The Company periodically evaluates the likelihood of the realization of deferred tax assets, and adjusts the carrying amount of the deferred tax assets by the valuation allowance to the extent the future realization of the deferred tax assets is not judged to be more likely than not. The Company considers many factors when assessing the likelihood of future realization of its deferred tax assets, including its recent cumulative earnings experience by taxing jurisdiction, expectations of future taxable income or loss, the carry forward periods available to the Company for tax reporting purposes, and other relevant factors.
Future changes in the unrecognized tax benefit will have no impact on the effective tax rate due to the existence of the valuation allowance. The Company estimates that the unrecognized tax benefit will not change significantly within the next twelve months. The Company will continue to classify income tax penalties and interest as part of general and administrative expense in its consolidated statements of operations. There were no interest or penalties accrued as of December 31, 2012 and 2011.

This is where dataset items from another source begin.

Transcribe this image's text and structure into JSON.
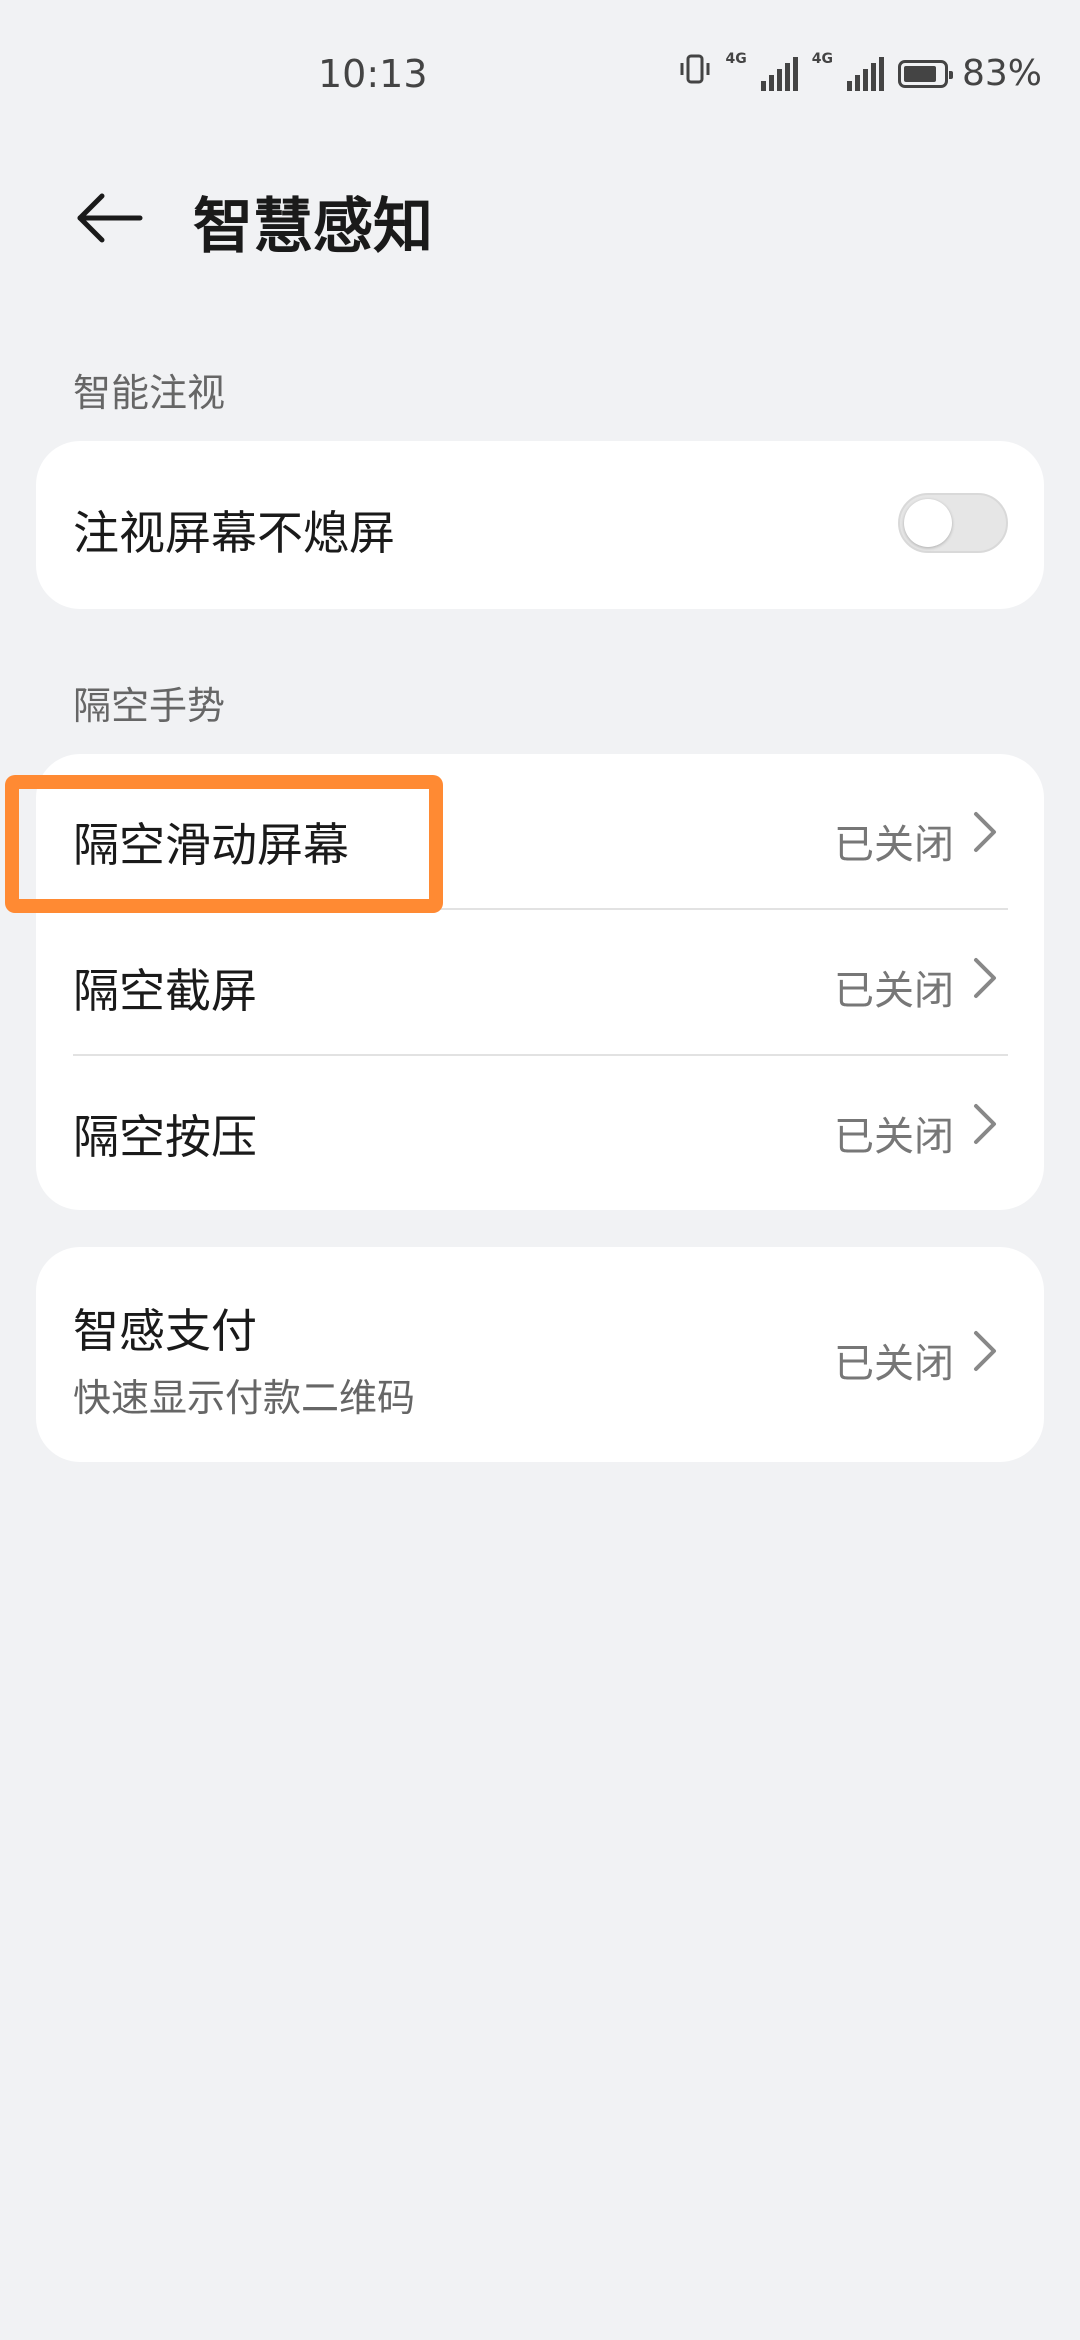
{
  "status_bar": {
    "time": "10:13",
    "network_1": "4G",
    "network_2": "4G",
    "battery_percent": "83%",
    "battery_level": 0.83,
    "icons": [
      "vibrate-icon",
      "signal-icon",
      "signal-icon",
      "battery-icon"
    ]
  },
  "header": {
    "back_icon": "back-arrow-icon",
    "title": "智慧感知"
  },
  "sections": {
    "smart_gaze": {
      "label": "智能注视",
      "items": [
        {
          "title": "注视屏幕不熄屏",
          "toggle_on": false
        }
      ]
    },
    "air_gesture": {
      "label": "隔空手势",
      "items": [
        {
          "title": "隔空滑动屏幕",
          "status": "已关闭"
        },
        {
          "title": "隔空截屏",
          "status": "已关闭"
        },
        {
          "title": "隔空按压",
          "status": "已关闭"
        }
      ]
    },
    "smart_pay": {
      "items": [
        {
          "title": "智感支付",
          "subtitle": "快速显示付款二维码",
          "status": "已关闭"
        }
      ]
    }
  },
  "colors": {
    "background": "#f1f2f4",
    "card": "#ffffff",
    "highlight": "#ff8a33"
  }
}
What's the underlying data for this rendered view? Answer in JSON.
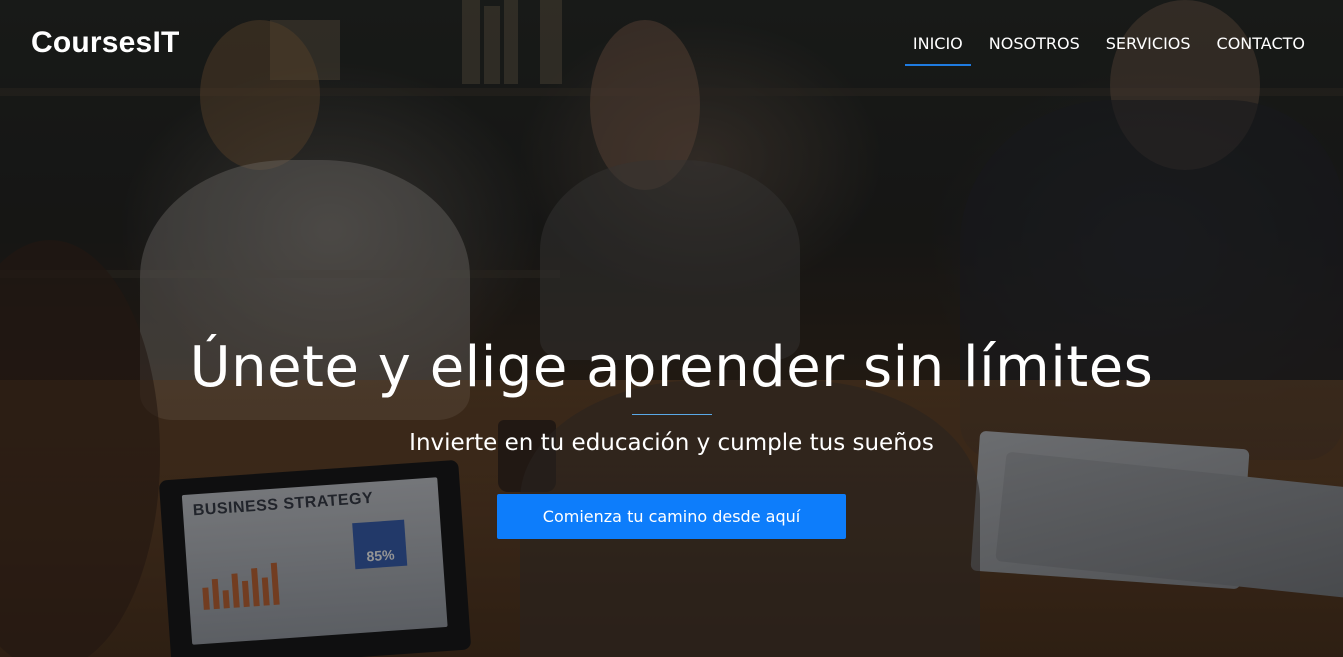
{
  "header": {
    "brand": "CoursesIT",
    "nav": [
      {
        "label": "INICIO",
        "active": true
      },
      {
        "label": "NOSOTROS",
        "active": false
      },
      {
        "label": "SERVICIOS",
        "active": false
      },
      {
        "label": "CONTACTO",
        "active": false
      }
    ]
  },
  "hero": {
    "title": "Únete y elige aprender sin límites",
    "subtitle": "Invierte en tu educación y cumple tus sueños",
    "cta_label": "Comienza tu camino desde aquí",
    "background_image": {
      "laptop_screen_title": "BUSINESS STRATEGY",
      "laptop_screen_stat": "85%"
    }
  },
  "colors": {
    "accent": "#0d7dfb",
    "nav_underline": "#1f7be0",
    "text": "#ffffff"
  }
}
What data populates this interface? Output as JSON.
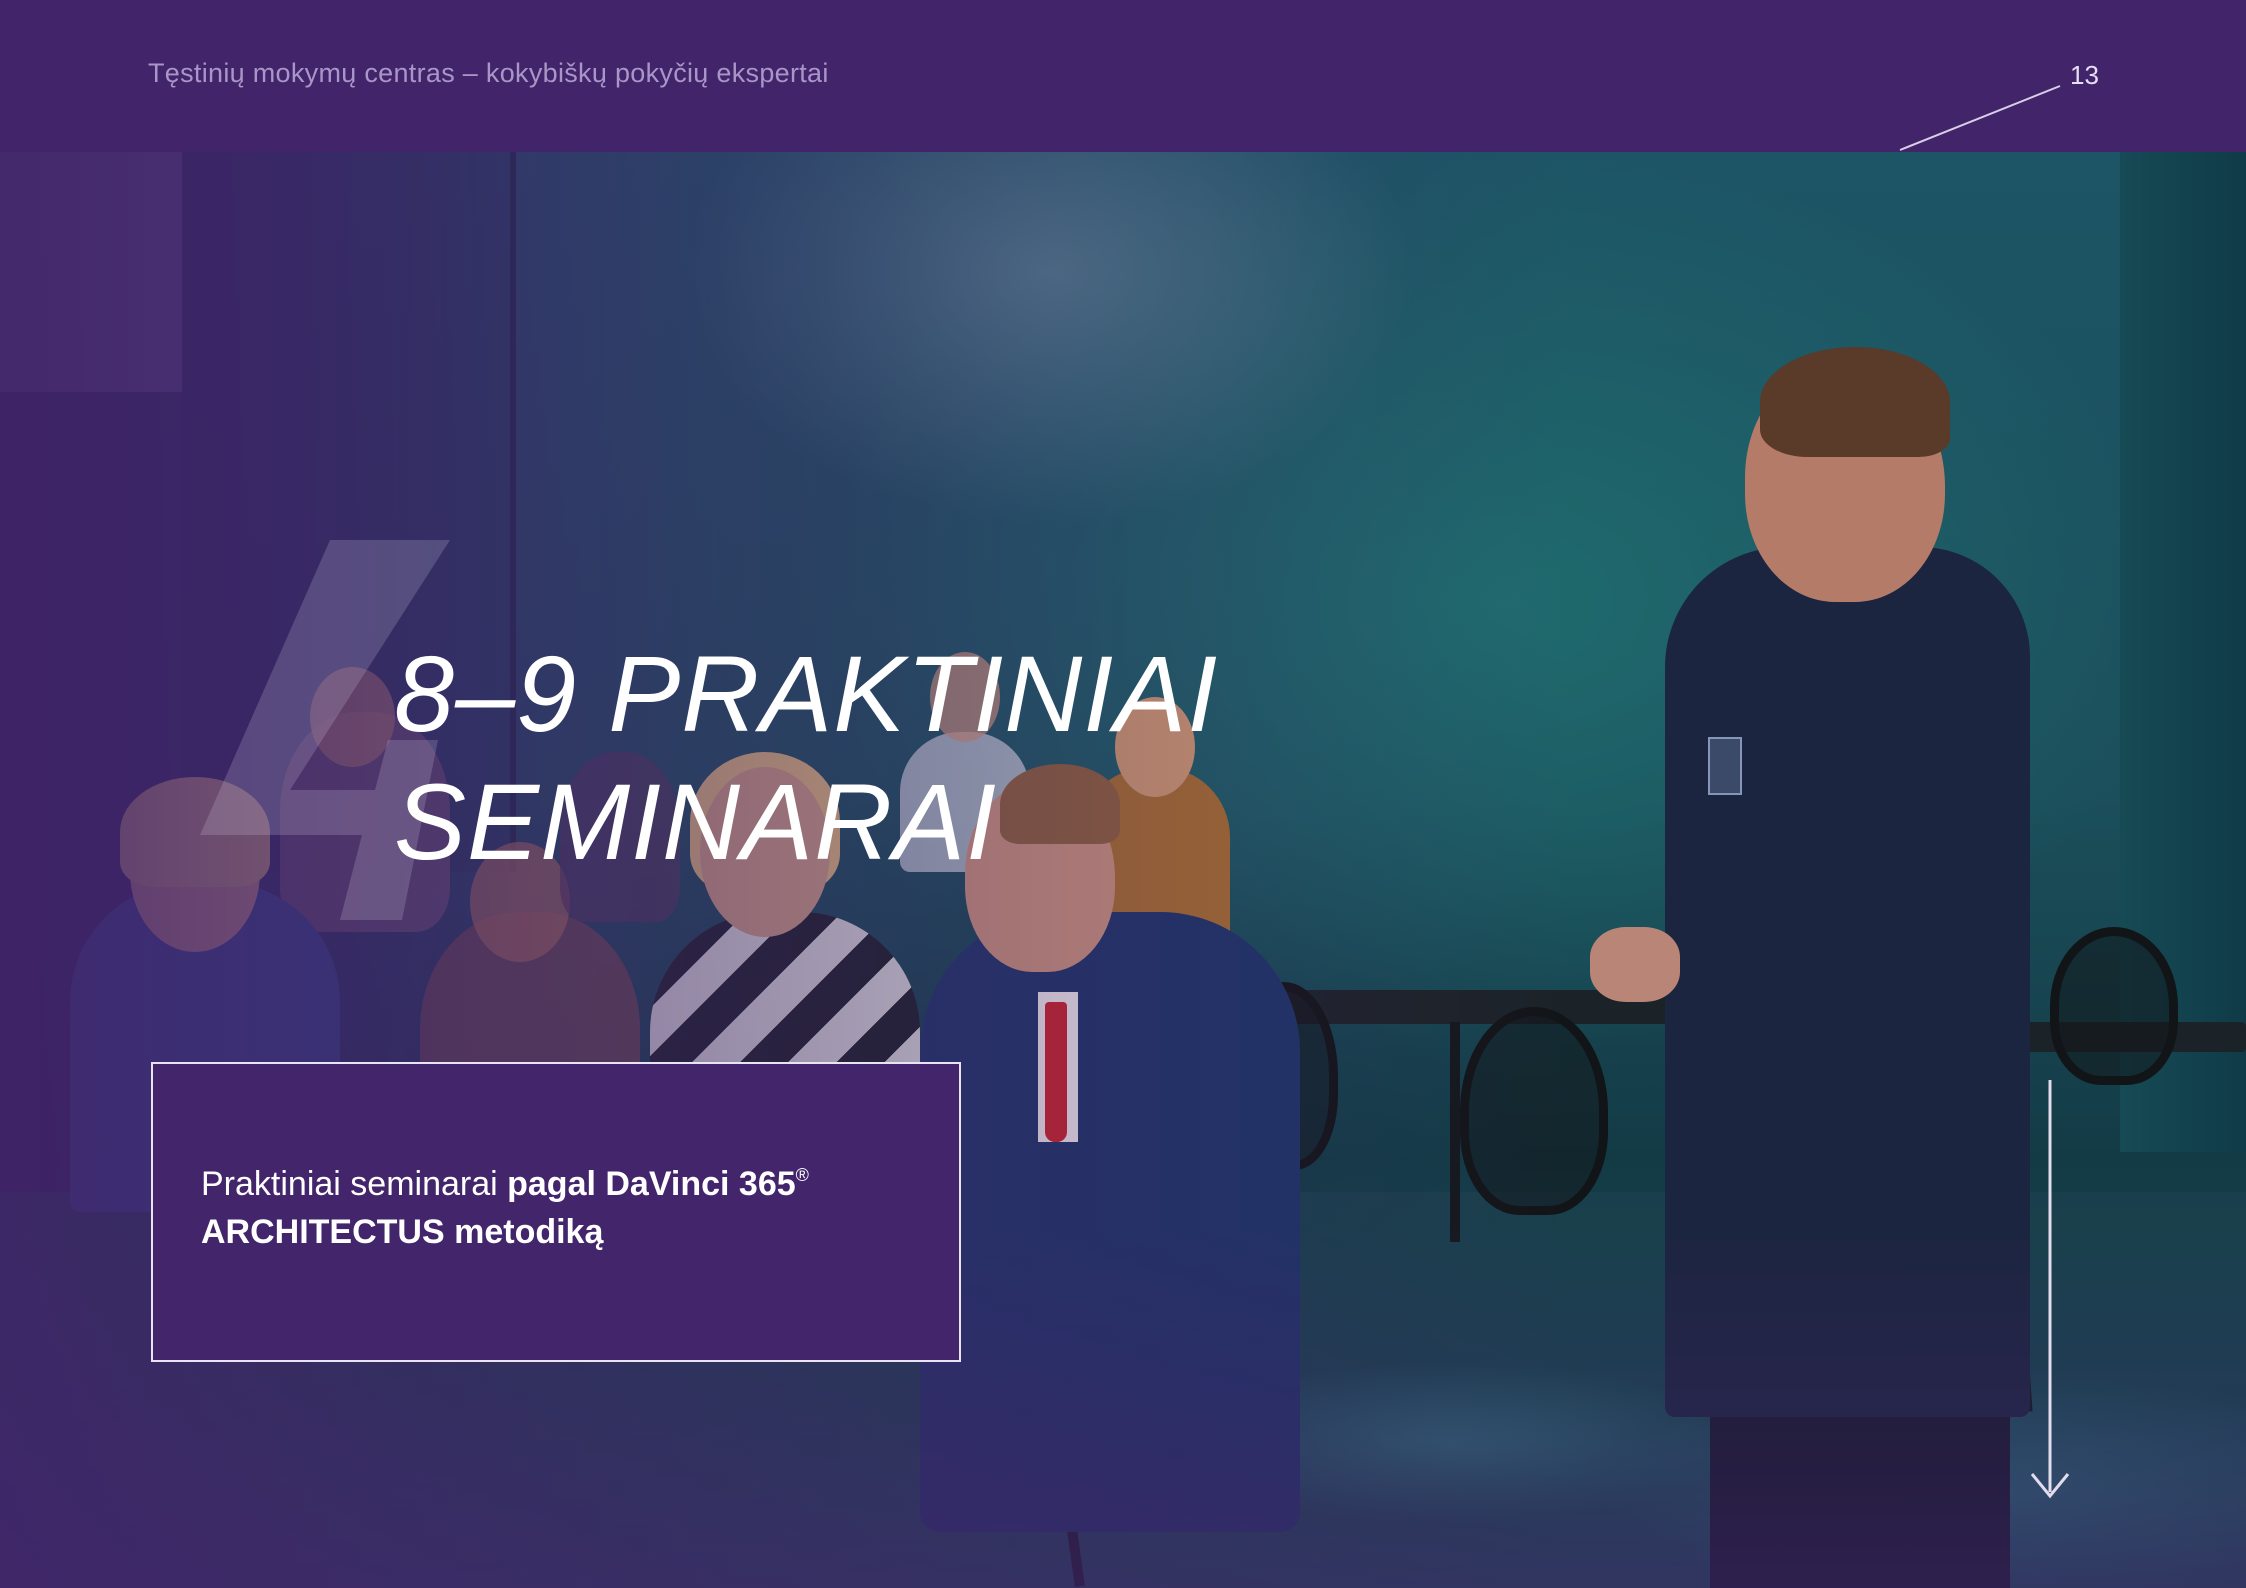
{
  "header": {
    "tagline": "Tęstinių mokymų centras – kokybiškų pokyčių ekspertai",
    "page_number": "13"
  },
  "section": {
    "numeral": "4",
    "title_line1": "8–9 PRAKTINIAI",
    "title_line2": "SEMINARAI"
  },
  "caption": {
    "regular": "Praktiniai seminarai ",
    "bold_1": "pagal DaVinci 365",
    "registered_mark": "®",
    "bold_2": "ARCHITECTUS metodiką"
  },
  "icons": {
    "header_accent": "diagonal-line-icon",
    "scroll": "arrow-down-icon"
  },
  "colors": {
    "brand_purple": "#42246a",
    "caption_background": "#43256b",
    "tagline_text": "#a996c8",
    "title_text": "#ffffff"
  }
}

Note 9 – Subsequent Events
The Company evaluates and discloses subsequent events as required by ASC Topic No. 855, Subsequent Events. The Topic establishes general standards of accounting for and disclosure of events that occur after the balance sheet date but before the financial statements are issued or are available to be issued. Subsequent events have been evaluated as of November 7, 2013.